🤖 AI Summary
Existing neural video representation (NVR) methods suffer from two fundamental bottlenecks: limited model capacity and high computational overhead, hindering both compression performance and deployment flexibility. To address this, we propose an online structural reparameterization framework featuring a lightweight Enhanced Reparameterizable Block (ERB) and an online fusion strategy. During training, multi-branch convolutions dynamically expand model capacity; at inference, the network is equivalently converted into a single-branch structure, thus preserving expressive power while ensuring efficiency. Our method requires no modification to the backbone architecture and is readily integrable into existing pipelines. Evaluated on mainstream video datasets, it achieves PSNR gains of 0.37–2.7 dB over baselines, with comparable training time and decoding speed. This approach effectively breaks the conventional capacity–efficiency trade-off frontier in NVR.
📝 Abstract
Neural Video Representation~(NVR) is a promising paradigm for video compression, showing great potential in improving video storage and transmission efficiency.
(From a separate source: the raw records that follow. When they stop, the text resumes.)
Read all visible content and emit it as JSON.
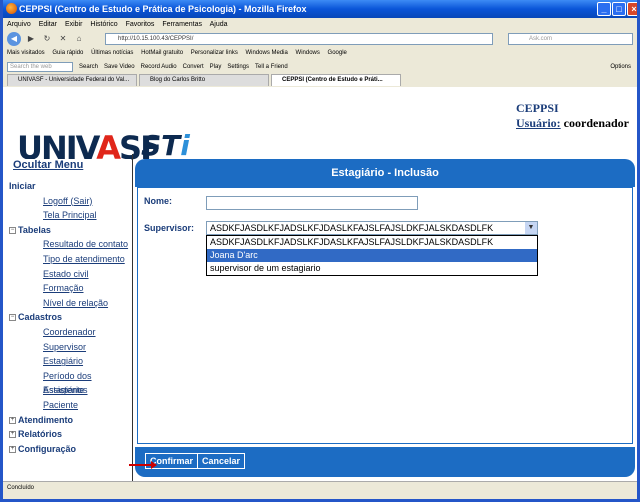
{
  "window": {
    "title": "CEPPSI (Centro de Estudo e Prática de Psicologia) - Mozilla Firefox"
  },
  "menubar": [
    "Arquivo",
    "Editar",
    "Exibir",
    "Histórico",
    "Favoritos",
    "Ferramentas",
    "Ajuda"
  ],
  "navbar": {
    "url": "http://10.15.100.43/CEPPSI/",
    "search_placeholder": "Ask.com"
  },
  "bookmarks": [
    "Mais visitados",
    "Guia rápido",
    "Últimas notícias",
    "HotMail gratuito",
    "Personalizar links",
    "Windows Media",
    "Windows",
    "Google"
  ],
  "toolbar": {
    "search_placeholder": "Search the web",
    "items": [
      "Search",
      "Save Video",
      "Record Audio",
      "Convert",
      "Play",
      "Settings",
      "Tell a Friend",
      "Options"
    ]
  },
  "tabs": [
    "UNIVASF - Universidade Federal do Val...",
    "Blog do Carlos Britto",
    "CEPPSI (Centro de Estudo e Práti..."
  ],
  "header": {
    "logo_left_a": "UNIV",
    "logo_left_b": "A",
    "logo_left_c": "SF",
    "logo_right_a": "ST",
    "logo_right_b": "i",
    "app": "CEPPSI",
    "user_label": "Usuário:",
    "user_name": "coordenador"
  },
  "sidebar": {
    "hide_menu": "Ocultar Menu",
    "sections": [
      {
        "label": "Iniciar",
        "expanded": true,
        "items": [
          "Logoff (Sair)",
          "Tela Principal"
        ]
      },
      {
        "label": "Tabelas",
        "expanded": true,
        "items": [
          "Resultado de contato",
          "Tipo de atendimento",
          "Estado civil",
          "Formação",
          "Nível de relação"
        ]
      },
      {
        "label": "Cadastros",
        "expanded": true,
        "items": [
          "Coordenador",
          "Supervisor",
          "Estagiário",
          "Período dos Estagiários",
          "Assistente",
          "Paciente"
        ]
      },
      {
        "label": "Atendimento",
        "expanded": false,
        "items": []
      },
      {
        "label": "Relatórios",
        "expanded": false,
        "items": []
      },
      {
        "label": "Configuração",
        "expanded": false,
        "items": []
      }
    ]
  },
  "form": {
    "title": "Estagiário - Inclusão",
    "name_label": "Nome:",
    "name_value": "",
    "supervisor_label": "Supervisor:",
    "supervisor_selected": "ASDKFJASDLKFJADSLKFJDASLKFAJSLFAJSLDKFJALSKDASDLFK",
    "supervisor_options": [
      "ASDKFJASDLKFJADSLKFJDASLKFAJSLFAJSLDKFJALSKDASDLFK",
      "Joana D'arc",
      "supervisor de um estagiario"
    ],
    "highlighted_option": 1,
    "confirm_label": "Confirmar",
    "cancel_label": "Cancelar"
  },
  "status": "Concluído",
  "colors": {
    "panel": "#1c6cc3",
    "link": "#1b3d7a",
    "selection": "#316ac5"
  }
}
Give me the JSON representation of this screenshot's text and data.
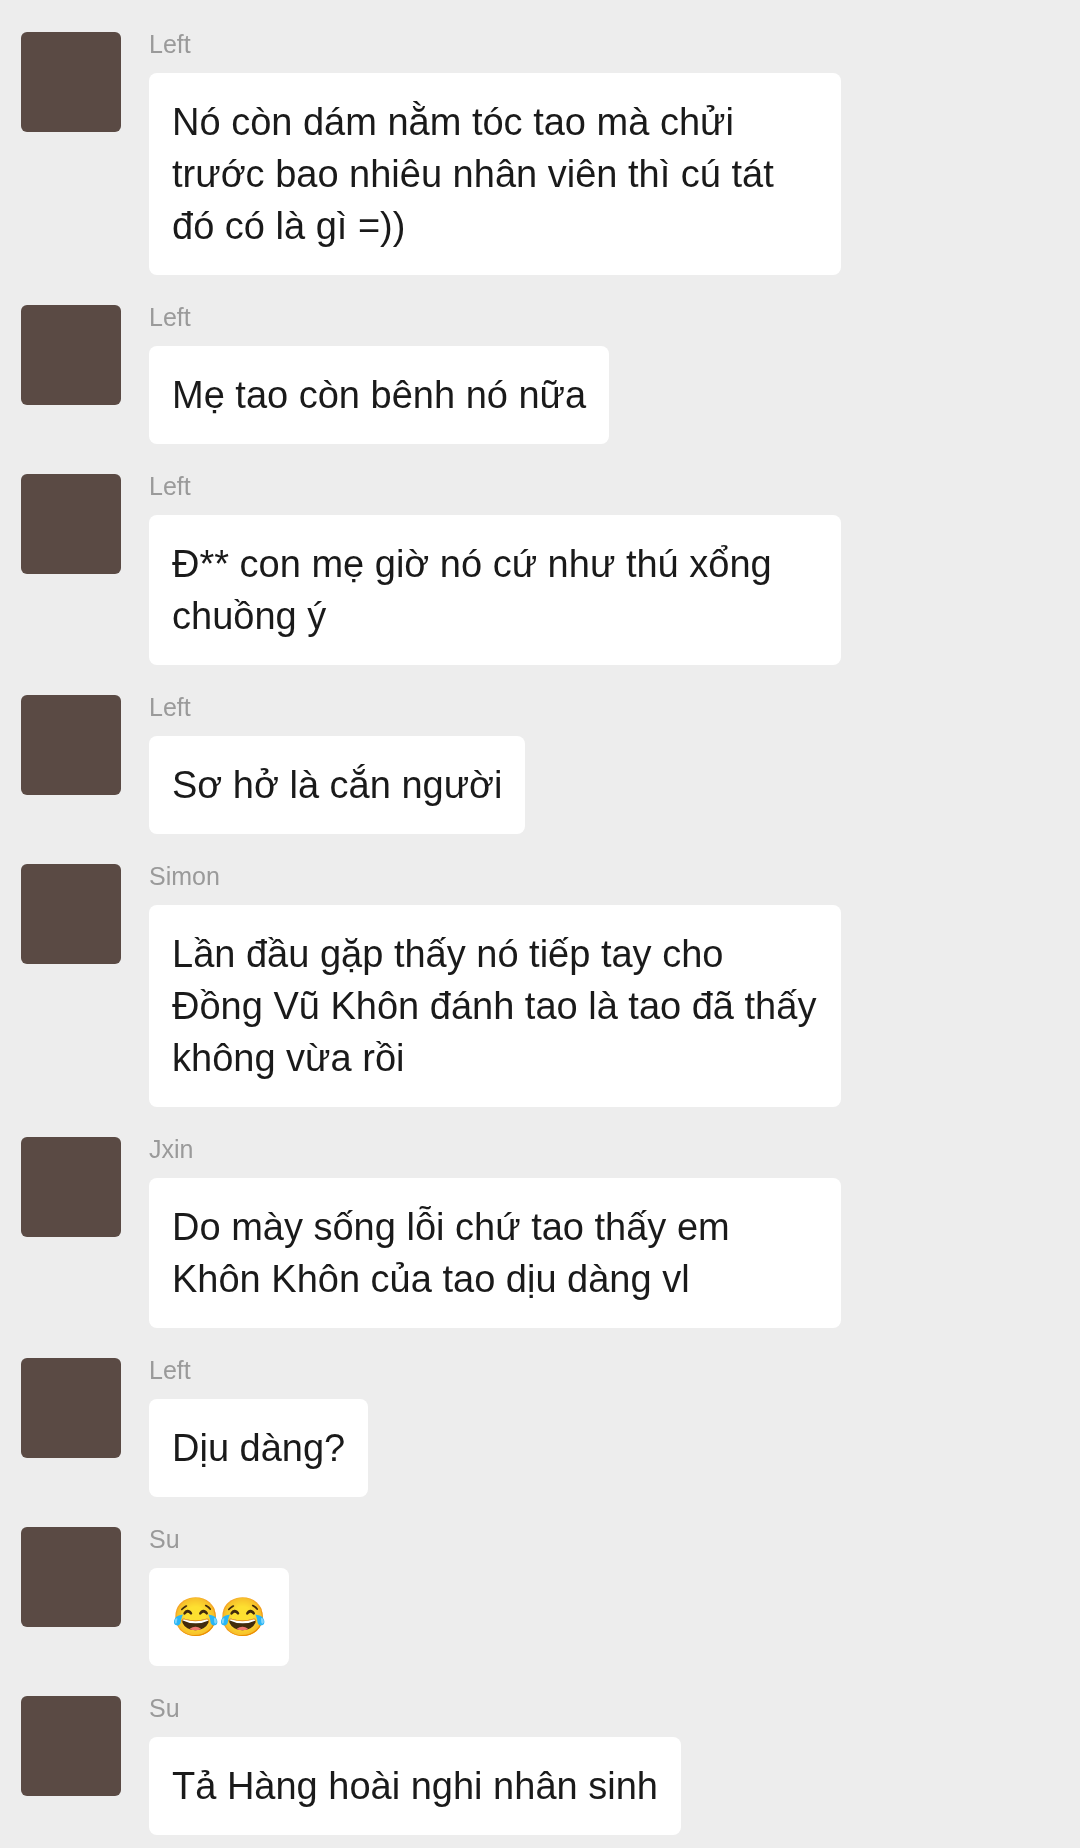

While recent advances have made efforts in architectural refinements to improve representational capability, these methods typically involve complex designs, which may incur increased computational overhead and lack the flexibility to integrate into other frameworks. Moreover, the inherent limitation in model capacity restricts the expressiveness of NVR networks, resulting in a performance bottleneck. To overcome these limitations, we propose Online-RepNeRV, a NVR framework based on online structural reparameterization. Specifically, we propose a universal reparameterization block named ERB, which incorporates multiple parallel convolutional paths to enhance the model capacity. To mitigate the overhead, an online reparameterization strategy is adopted to dynamically fuse the parameters during training, and the multi-branch structure is equivalently converted into a single-branch structure after training. As a result, the additional computational and parameter complexity is confined to the encoding stage, without affecting the decoding efficiency. Extensive experiments on mainstream video datasets demonstrate that our method achieves an average PSNR gain of 0.37-2.7 dB over baseline methods, while maintaining comparable training time and decoding speed.